# Getting error message when integrating a simple piecewise function

I reviewed the following questions: question 1 and question 2, but I need to the following integral of a piecewise function:

A[1][t_] = Piecewise[{{1 - 2*t, 0 <= t <= 1/2}}, 0]
Integrate[A[1][x], {x, 0, t}]


I want the following output

Piecewise[{{t - t^2, 0 <= t <= 1/2}}, 0]


but I get the error

Integrate::pwrl: Unable to prove that integration limits {0,t} are real. Adding assumptions may help.

Also, for

A2[t_] = Piecewise[{{2*t, 0 <= t <= 1/2}, {2 - 2*t, 1/2 <= t <= 1}}, 0]


I need the following output:

Any suggestions?

• Your expected output for the second case seems to be wrong. You should get 1/2 for t=1 Commented Dec 23, 2016 at 20:58
• (1) You shouldn't expand questions after people have answered, unless you weren't clear enough to begin with. (2) Your second question doesn't make sense. Guessing you might mean you want the integral of A2, then the needed output is wrong. Commented Dec 25, 2016 at 14:57
• @Michael E2 I need to Integral of all functions in pieceswise, separately, without consider distance. Commented Dec 25, 2016 at 16:03
• But the way the integral is defined in calculus, and in Mathematica, the result should be continuous, which your desired output is not. This will output what you want: MapAt[Integrate[#, t] &, A2[t], {1, All, 1}]. Commented Dec 25, 2016 at 16:12
• @Michael E2 Many many thanks. Your comment is my answer. If possible for you change comment to answer, and reply about : {1, All, 1}. Commented Dec 25, 2016 at 16:17

This works for me:

ClearAll[x, t]
A0[t_] := Piecewise[{ {1 - 2*t, 0 <= t <= 1/2}}];
Assuming[t > 0, Integrate[A0[x], {x, 0, t}]]
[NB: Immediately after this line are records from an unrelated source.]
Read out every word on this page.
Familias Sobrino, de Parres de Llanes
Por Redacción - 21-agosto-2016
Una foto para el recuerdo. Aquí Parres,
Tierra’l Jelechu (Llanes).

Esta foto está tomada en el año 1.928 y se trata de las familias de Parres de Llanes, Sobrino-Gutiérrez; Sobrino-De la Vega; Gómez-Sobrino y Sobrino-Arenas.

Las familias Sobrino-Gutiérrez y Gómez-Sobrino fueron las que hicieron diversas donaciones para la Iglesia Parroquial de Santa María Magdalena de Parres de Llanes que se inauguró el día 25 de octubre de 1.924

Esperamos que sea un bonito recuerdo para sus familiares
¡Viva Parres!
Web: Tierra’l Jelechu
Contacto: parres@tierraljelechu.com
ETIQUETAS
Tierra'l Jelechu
• I edited my question. Please review if possible. Commented Dec 23, 2016 at 20:51
• @user45459 I would add that Nasser is only following the advice in the error message. (Literally, it was suggesting Integrate[A[1][x], {x, 0, t}, Assumptions -> t \[Element] Reals], or rather Integrate[A[1][x], {x, 0, t}, Assumptions -> {0, t} \[Element] Reals].) Commented Dec 25, 2016 at 15:00

Ok it may be strange to put an assumption on t but this

A[1][t_] = Piecewise[{{1 - 2*t, 0 <= t <= 1/2}}, 0]
Assuming[0 <= t <= 1, Integrate[A[1][x], {x, 0, t}]]


works

• I edited my question. Please review if possible. Commented Dec 23, 2016 at 20:51
• even Assuming[Element[t, Reals], ..] works (including the 0 for t<0 part) Commented Dec 23, 2016 at 20:53

There's also

A[1][t_] = Piecewise[{{1 - 2*t, 0 <= t <= 1/2}}, 0];
FullSimplify @ Normal @ Integrate[SimplifyPWToUnitStep @ A[1][x], {x, 0, t}]


Advantage: no Assumptions/Assuming`.